By John Kemp
The slump that characterised the oil market between the middle of 2014 and the middle of 2016 has been replaced by what looks like the beginning of a boom.
Benchmark Brent prices have already risen by more than $45 per barrel or 170 percent from their cyclical trough in early 2016.
Front-month futures prices, at almost $75 per barrel, are now trading close to the inflation-adjusted average for the last price cycle, which started in 1998 and finished in 2016.
So far this year, futures prices have averaged nearly $68 per barrel, which is well above the post-1973 real average price of $50-$55.
Futures prices have shifted from a big contango during the slump into an increasingly wide backwardation since the middle of 2017, which is consistent with a shift from over-supply to under-supply (tmsnrt.rs/2JkTIpK).
Global oil consumption is predicted to increase by more than 1.5 million barrels per day (bpd) in 2018, the fourth consecutive year of very strong growth.
Non-OPEC oil production is forecast to increase by 2.0 million bpd or more this year, mostly as a result of a large increase in U.S. shale plus other output increases from Canada, Brazil and Norway.
But with steep declines in output from OPEC member Venezuela as a result of unrest and mismanagement, and continued curbs on production by other OPEC and non-OPEC members, global production is failing to keep pace with consumption.
OECD inventories have dropped sharply and are now in line with the five-year average, eliminating the surplus of over 300 million barrels inherited from the slump.
If inventories are adjusted for the rise in consumption, which gives a more accurate picture of the market balance, stocks are now well below the five-year average and continue to tighten.
So on every indicator, from spot prices and spreads to consumption, production and inventories, the oil market is now well into the boom phase of the cycle.
But booms are always followed by slumps. If OPEC allows the oil market to tighten too much in 2018/19, it will create the conditions for the next downturn a few years later.
LAGGING INDICATOR
Senior OPEC officials insist the organisation’s work on rebalancing the market has not yet been completed and they resist the characterisation of “mission accomplished”.
In particular, they point to the relatively low level of investment in exploration and production to justify the need for continued production curbs and even higher prices.
But investment is a lagging indicator. Investment was slow to pick up during the early stages of the last boom (1998-2008) then proved stubbornly resilient in the first stages of the slump (2014-2016).
Lagging upstream investment is one of the principal causes of cyclical instability in the oil market and has been since the beginning of the modern petroleum industry.
If OPEC members wait for an acceleration of upstream investment before relaxing their production curbs, as ministers have indicated, they will almost certainly over-tighten the market in the meantime.

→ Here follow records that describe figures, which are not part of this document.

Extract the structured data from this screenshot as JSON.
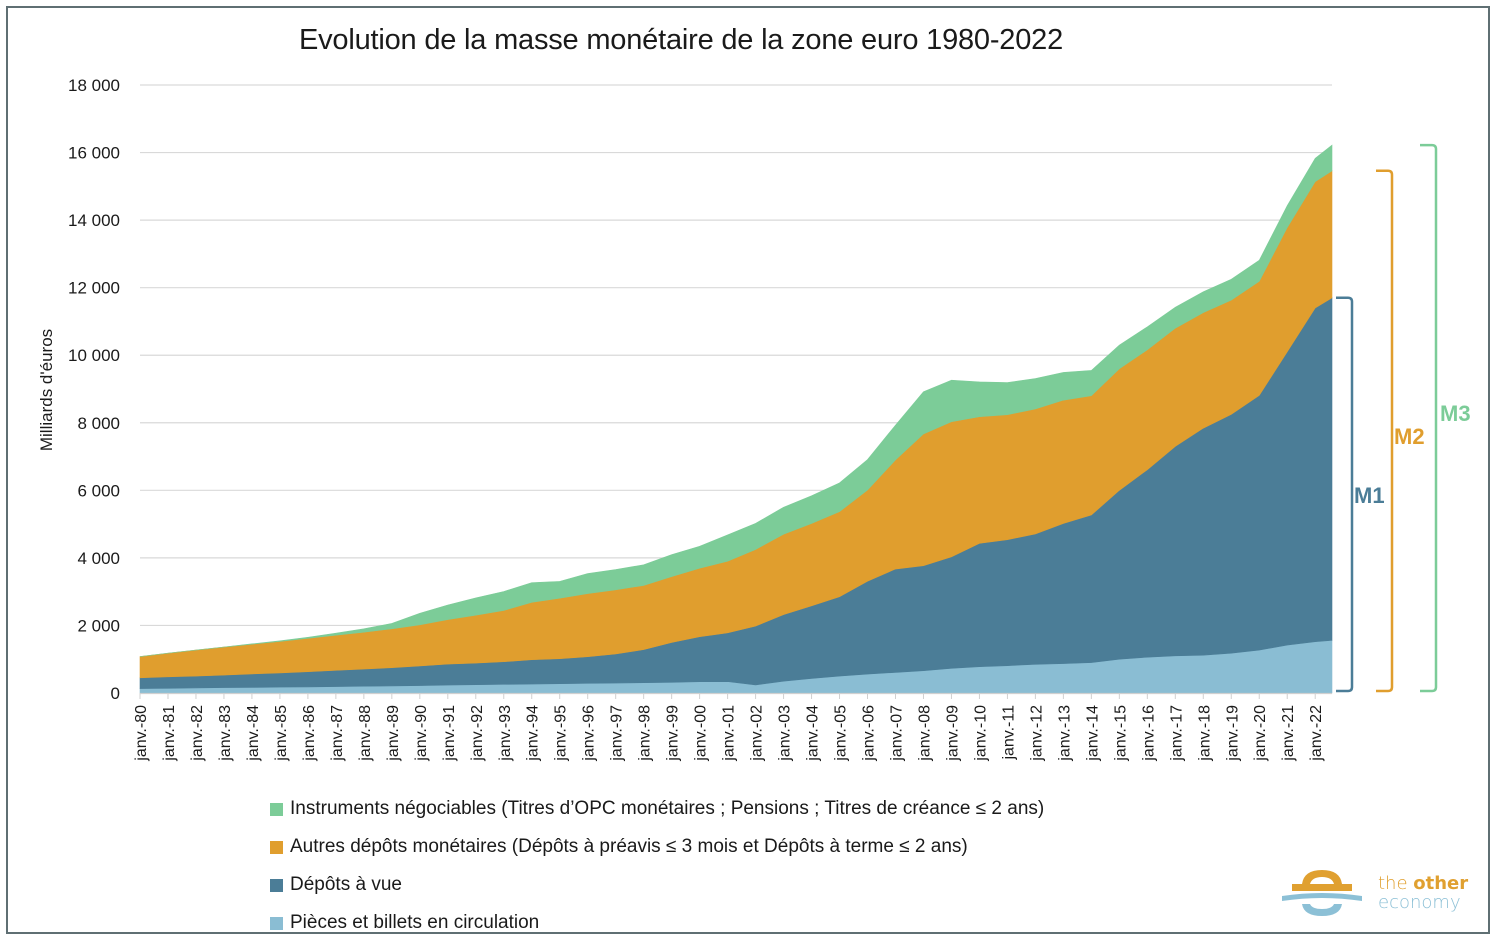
{
  "chart_data": {
    "type": "area",
    "stacked": true,
    "title": "Evolution de la masse monétaire de la zone euro 1980-2022",
    "xlabel": "",
    "ylabel": "Milliards d'éuros",
    "ylim": [
      0,
      18000
    ],
    "yticks": [
      0,
      2000,
      4000,
      6000,
      8000,
      10000,
      12000,
      14000,
      16000,
      18000
    ],
    "ytick_labels": [
      "0",
      "2 000",
      "4 000",
      "6 000",
      "8 000",
      "10 000",
      "12 000",
      "14 000",
      "16 000",
      "18 000"
    ],
    "grid": true,
    "legend_position": "bottom",
    "x_tick_labels": [
      "janv.-80",
      "janv.-81",
      "janv.-82",
      "janv.-83",
      "janv.-84",
      "janv.-85",
      "janv.-86",
      "janv.-87",
      "janv.-88",
      "janv.-89",
      "janv.-90",
      "janv.-91",
      "janv.-92",
      "janv.-93",
      "janv.-94",
      "janv.-95",
      "janv.-96",
      "janv.-97",
      "janv.-98",
      "janv.-99",
      "janv.-00",
      "janv.-01",
      "janv.-02",
      "janv.-03",
      "janv.-04",
      "janv.-05",
      "janv.-06",
      "janv.-07",
      "janv.-08",
      "janv.-09",
      "janv.-10",
      "janv.-11",
      "janv.-12",
      "janv.-13",
      "janv.-14",
      "janv.-15",
      "janv.-16",
      "janv.-17",
      "janv.-18",
      "janv.-19",
      "janv.-20",
      "janv.-21",
      "janv.-22"
    ],
    "x": [
      1980,
      1981,
      1982,
      1983,
      1984,
      1985,
      1986,
      1987,
      1988,
      1989,
      1990,
      1991,
      1992,
      1993,
      1994,
      1995,
      1996,
      1997,
      1998,
      1999,
      2000,
      2001,
      2002,
      2003,
      2004,
      2005,
      2006,
      2007,
      2008,
      2009,
      2010,
      2011,
      2012,
      2013,
      2014,
      2015,
      2016,
      2017,
      2018,
      2019,
      2020,
      2021,
      2022,
      2022.6
    ],
    "x_range": [
      1980,
      2022.6
    ],
    "series": [
      {
        "name": "Pièces et billets en circulation",
        "color": "#8abdd3",
        "values": [
          130,
          140,
          150,
          160,
          165,
          175,
          180,
          190,
          200,
          210,
          220,
          235,
          245,
          255,
          265,
          275,
          285,
          295,
          305,
          315,
          335,
          340,
          240,
          350,
          430,
          500,
          560,
          610,
          660,
          730,
          780,
          810,
          850,
          870,
          900,
          1000,
          1060,
          1100,
          1120,
          1180,
          1270,
          1420,
          1520,
          1560
        ]
      },
      {
        "name": "Dépôts à vue",
        "color": "#4b7d97",
        "values": [
          320,
          340,
          350,
          370,
          400,
          420,
          450,
          480,
          510,
          540,
          580,
          620,
          640,
          670,
          720,
          740,
          790,
          860,
          980,
          1180,
          1330,
          1440,
          1740,
          1970,
          2150,
          2350,
          2750,
          3060,
          3110,
          3300,
          3650,
          3730,
          3860,
          4150,
          4370,
          5000,
          5550,
          6200,
          6720,
          7070,
          7540,
          8680,
          9880,
          10140
        ]
      },
      {
        "name": "Autres dépôts monétaires (Dépôts à préavis ≤ 3 mois et Dépôts à terme ≤ 2 ans)",
        "color": "#e09e2e",
        "values": [
          630,
          700,
          770,
          830,
          880,
          930,
          990,
          1040,
          1090,
          1150,
          1220,
          1320,
          1420,
          1520,
          1700,
          1790,
          1870,
          1900,
          1900,
          1950,
          2030,
          2120,
          2270,
          2380,
          2440,
          2520,
          2700,
          3230,
          3900,
          4000,
          3750,
          3700,
          3700,
          3650,
          3530,
          3600,
          3550,
          3500,
          3420,
          3380,
          3380,
          3680,
          3740,
          3760
        ]
      },
      {
        "name": "Instruments négociables (Titres d’OPC monétaires ; Pensions ; Titres de créance ≤ 2 ans)",
        "color": "#7ccc98",
        "values": [
          0,
          0,
          0,
          0,
          10,
          20,
          30,
          60,
          100,
          160,
          340,
          430,
          510,
          560,
          580,
          500,
          590,
          600,
          610,
          650,
          650,
          780,
          770,
          800,
          820,
          850,
          900,
          1030,
          1250,
          1230,
          1030,
          950,
          900,
          820,
          750,
          700,
          680,
          620,
          620,
          620,
          620,
          650,
          690,
          760
        ]
      }
    ],
    "annotations": [
      {
        "label": "M1",
        "color": "#4b7d97",
        "range": [
          0,
          11700
        ]
      },
      {
        "label": "M2",
        "color": "#e09e2e",
        "range": [
          0,
          15460
        ]
      },
      {
        "label": "M3",
        "color": "#7ccc98",
        "range": [
          0,
          16220
        ]
      }
    ]
  },
  "legend": [
    {
      "label": "Instruments négociables (Titres d’OPC monétaires ; Pensions ; Titres de créance ≤ 2 ans)",
      "color": "#7ccc98"
    },
    {
      "label": "Autres dépôts monétaires (Dépôts à préavis ≤ 3 mois et Dépôts à terme ≤ 2 ans)",
      "color": "#e09e2e"
    },
    {
      "label": "Dépôts à vue",
      "color": "#4b7d97"
    },
    {
      "label": "Pièces et billets en circulation",
      "color": "#8abdd3"
    }
  ],
  "logo": {
    "line1_a": "the ",
    "line1_b": "other",
    "line2": "economy",
    "colors": {
      "orange": "#e0a030",
      "blue": "#8cc0d6"
    }
  }
}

The oil market is already tight and the increasingly wide backwardation indicates traders expect it to become even tighter during the second half of the year, when oil consumption moves seasonally higher.
If OPEC maintains its current output curbs through December, the market is set to become exceptionally tight, which will push prices and spreads towards unstable levels.
The resulting increase in prices and spreads will accelerate production growth even further and start to restrain consumption growth.
OPEC ministers profess to be unconcerned about the impact on either supply or demand, but they have often misjudged market responses in the past.
The number of rigs drilling for oil in the United States has already resumed its upward trend over the last three weeks in response to higher prices, which will increase shale output even further by the end of 2018.
Consumption changes are harder to measure in real-time, and tend to lag behind changes in oil prices, but the rise in prices will restrain demand too, as it has always done during every previous period of rising prices.
BLAME GAME
OPEC members deny that they are principally responsible for the increase in oil prices over the last year or that they should adjust their production policy in response.
They can point to unplanned outages in Venezuela and other producing nations, as well as unexpectedly strong demand from consumers, for drawing down inventories faster than they predicted at the end of last year.
They can also point to growing concern among traders about the imposition of U.S. sanctions on Venezuela and re-imposition of sanctions on Iran for accelerating price increases.
All these arguments are true. And all these factors are outside OPEC’s control. But production policy is something OPEC controls directly and for which it is responsible.
OPEC’s current production levels were set back in November 2016, when the market was heavily oversupplied, inventories were rising, and prices had only risen modestly from cyclical lows.
What was appropriate then is arguably no longer appropriate now. If OPEC members decide to extend current levels through to the year-end, they will probably be held responsible for the price increase likely to follow.
U.S. President Donald Trump has already indicated he holds OPEC responsible for rising oil prices via a message on his Twitter account.
If oil and fuel prices continue rising, the political pushback from consumer countries against OPEC will only intensify.
But what should concern the organisation more is the very real risk that further price increases will prove counter-productive.
By over-tightening the market in 2018/19, OPEC will be creating conditions for the next cyclical downturn in 2020/21.